It’s officially Christmas Eve. Or should I say it’s officiously Christmas Eve. In either event, the calendar claims the date is December 24, the day before evidence of the existence of Santa Clause will be found in households across the land. Not in this household, mind you, but in many households.
In this household, the evidence will point to the existence of the Chile con Queso Spirit, a moderately obese man of Mexican heritage who delivers incredibly flavorful cheese sauce to the tamales of children who have been good enough to merit tamale deliveries in the days leading up to Christmas.

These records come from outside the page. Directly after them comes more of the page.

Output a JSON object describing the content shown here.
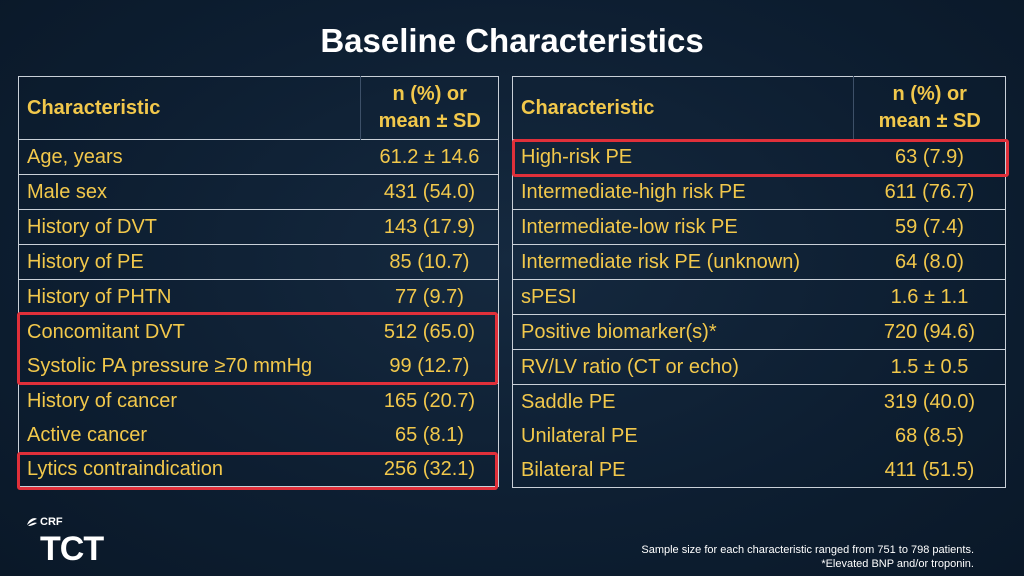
{
  "title": "Baseline Characteristics",
  "colors": {
    "accent": "#f2c84b",
    "highlight": "#e0303a",
    "background": "#0d1e31"
  },
  "left_table": {
    "header": {
      "characteristic": "Characteristic",
      "value_line1": "n (%) or",
      "value_line2": "mean ± SD"
    },
    "rows": [
      {
        "label": "Age, years",
        "value": "61.2 ± 14.6"
      },
      {
        "label": "Male sex",
        "value": "431 (54.0)"
      },
      {
        "label": "History of DVT",
        "value": "143 (17.9)"
      },
      {
        "label": "History of PE",
        "value": "85 (10.7)"
      },
      {
        "label": "History of PHTN",
        "value": "77 (9.7)"
      },
      {
        "label": "Concomitant DVT",
        "value": "512 (65.0)"
      },
      {
        "label": "Systolic PA pressure ≥70 mmHg",
        "value": "99 (12.7)"
      },
      {
        "label": "History of cancer",
        "value": "165 (20.7)"
      },
      {
        "label": "Active cancer",
        "value": "65 (8.1)"
      },
      {
        "label": "Lytics contraindication",
        "value": "256 (32.1)"
      }
    ]
  },
  "right_table": {
    "header": {
      "characteristic": "Characteristic",
      "value_line1": "n (%) or",
      "value_line2": "mean ± SD"
    },
    "rows": [
      {
        "label": "High-risk PE",
        "value": "63 (7.9)"
      },
      {
        "label": "Intermediate-high risk PE",
        "value": "611 (76.7)"
      },
      {
        "label": "Intermediate-low risk PE",
        "value": "59 (7.4)"
      },
      {
        "label": "Intermediate risk PE (unknown)",
        "value": "64 (8.0)"
      },
      {
        "label": "sPESI",
        "value": "1.6 ± 1.1"
      },
      {
        "label": "Positive biomarker(s)*",
        "value": "720 (94.6)"
      },
      {
        "label": "RV/LV ratio (CT or echo)",
        "value": "1.5 ± 0.5"
      },
      {
        "label": "Saddle PE",
        "value": "319 (40.0)"
      },
      {
        "label": "Unilateral PE",
        "value": "68 (8.5)"
      },
      {
        "label": "Bilateral PE",
        "value": "411 (51.5)"
      }
    ]
  },
  "logo": {
    "crf": "CRF",
    "tct": "TCT"
  },
  "footnote": {
    "line1": "Sample size for each characteristic ranged from 751 to 798 patients.",
    "line2": "*Elevated BNP and/or troponin."
  }
}
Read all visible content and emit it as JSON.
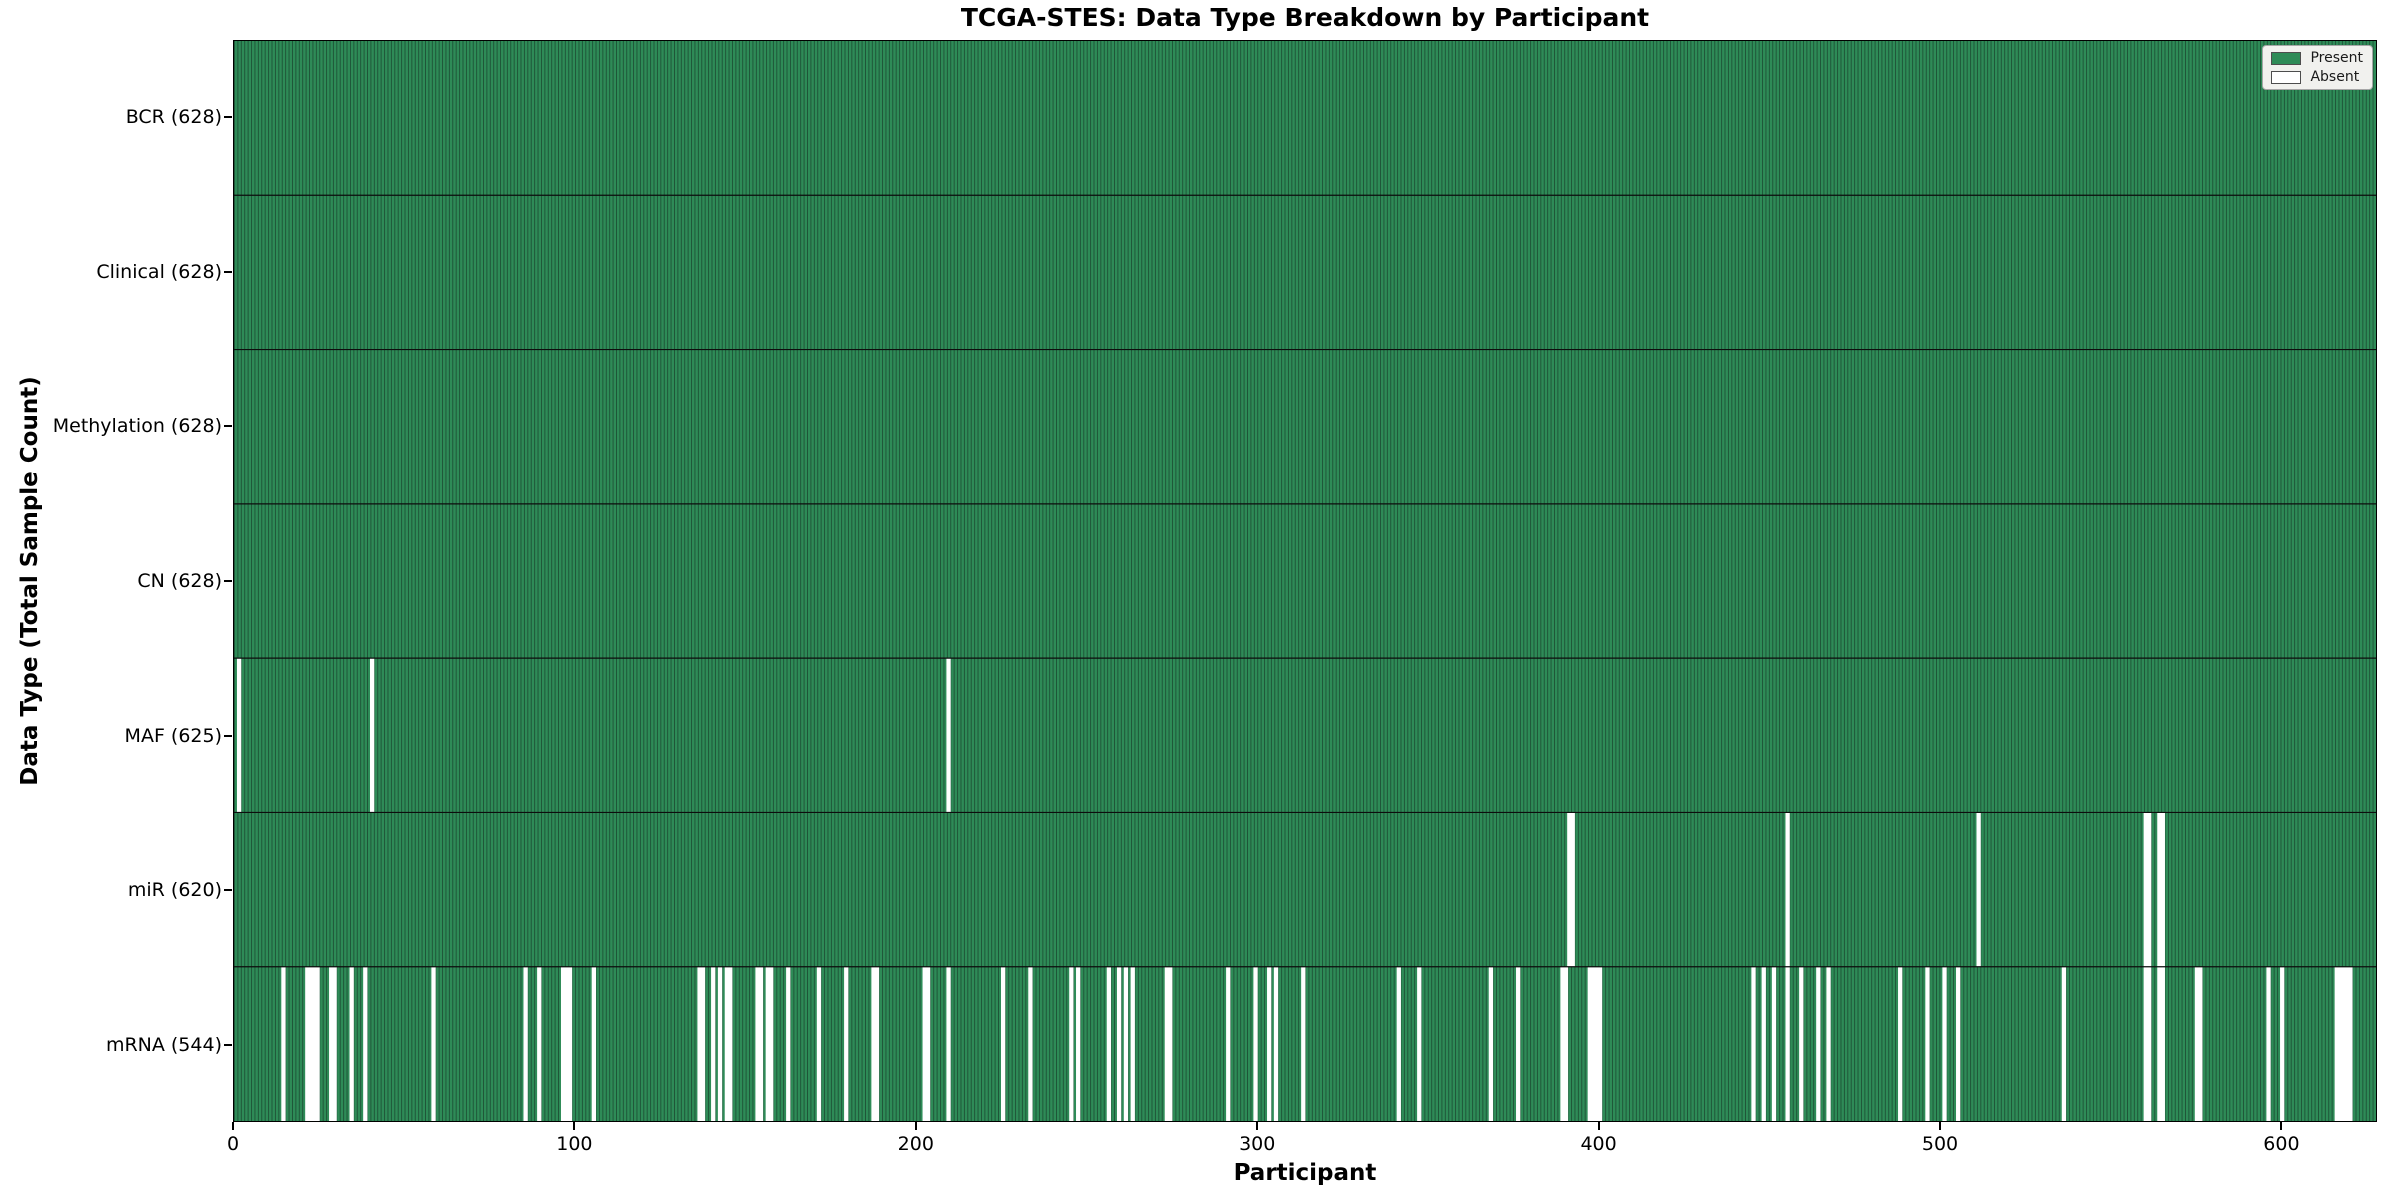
{
  "title": "TCGA-STES: Data Type Breakdown by Participant",
  "xlabel": "Participant",
  "ylabel": "Data Type (Total Sample Count)",
  "legend": {
    "present_label": "Present",
    "absent_label": "Absent"
  },
  "colors": {
    "present": "#2e8b57",
    "absent": "#ffffff",
    "cell_edge": "#1b4a31",
    "row_separator": "#0d0d0d",
    "axis": "#000000",
    "legend_bg": "#f1f1ee"
  },
  "chart_data": {
    "type": "heatmap",
    "title": "TCGA-STES: Data Type Breakdown by Participant",
    "xlabel": "Participant",
    "ylabel": "Data Type (Total Sample Count)",
    "legend_entries": [
      "Present",
      "Absent"
    ],
    "legend_position": "upper right",
    "n_participants": 628,
    "x_ticks": [
      0,
      100,
      200,
      300,
      400,
      500,
      600
    ],
    "rows": [
      {
        "label": "BCR (628)",
        "data_type": "BCR",
        "present_count": 628,
        "absent_participants": []
      },
      {
        "label": "Clinical (628)",
        "data_type": "Clinical",
        "present_count": 628,
        "absent_participants": []
      },
      {
        "label": "Methylation (628)",
        "data_type": "Methylation",
        "present_count": 628,
        "absent_participants": []
      },
      {
        "label": "CN (628)",
        "data_type": "CN",
        "present_count": 628,
        "absent_participants": []
      },
      {
        "label": "MAF (625)",
        "data_type": "MAF",
        "present_count": 625,
        "absent_participants": [
          1,
          40,
          209
        ]
      },
      {
        "label": "miR (620)",
        "data_type": "miR",
        "present_count": 620,
        "absent_participants": [
          391,
          392,
          455,
          511,
          560,
          561,
          564,
          565
        ]
      },
      {
        "label": "mRNA (544)",
        "data_type": "mRNA",
        "present_count": 544,
        "absent_participants": [
          14,
          21,
          22,
          23,
          24,
          28,
          29,
          34,
          38,
          58,
          85,
          89,
          96,
          97,
          98,
          105,
          136,
          137,
          140,
          142,
          144,
          145,
          153,
          154,
          156,
          157,
          162,
          171,
          179,
          187,
          188,
          202,
          203,
          209,
          225,
          233,
          245,
          247,
          256,
          259,
          261,
          263,
          273,
          274,
          291,
          299,
          303,
          305,
          313,
          341,
          347,
          368,
          376,
          389,
          390,
          397,
          398,
          399,
          400,
          445,
          448,
          451,
          455,
          459,
          464,
          467,
          488,
          496,
          501,
          505,
          536,
          560,
          561,
          564,
          565,
          575,
          576,
          596,
          600,
          616,
          617,
          618,
          619,
          620
        ]
      }
    ]
  }
}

Inasmuch as there are no children in this house, the Chile con Queso Spirit has seen fit to deliver the ingredients for that delectable cheese sauce. Fortunately, one of my brothers organized the delivery of a couple of dozen pork and jalapeño tamales to our house a day or so ago, so there will be something in which the Chile con Queso Spirit’s make-it-yourself-sauce to bathe. And it will be good.
In advance of that spiritual undertaking, we shall attend a Christmas Eve candlelight service at an accepting-of-non-believers-church, where we will share soups at the conclusion of the festivities. Only afterward will be return to our home to eat tamales and chile con queso and chips and drink Arkansas-brewed beer.
Tomorrow, I will smoke enormous rib-eye steaks for an hour, then reverse sear those monsters. And THAT will form the foundation of a meal that will satisfy all of the eaters. Christmas comes only once a year. But we may decide to increase its frequency.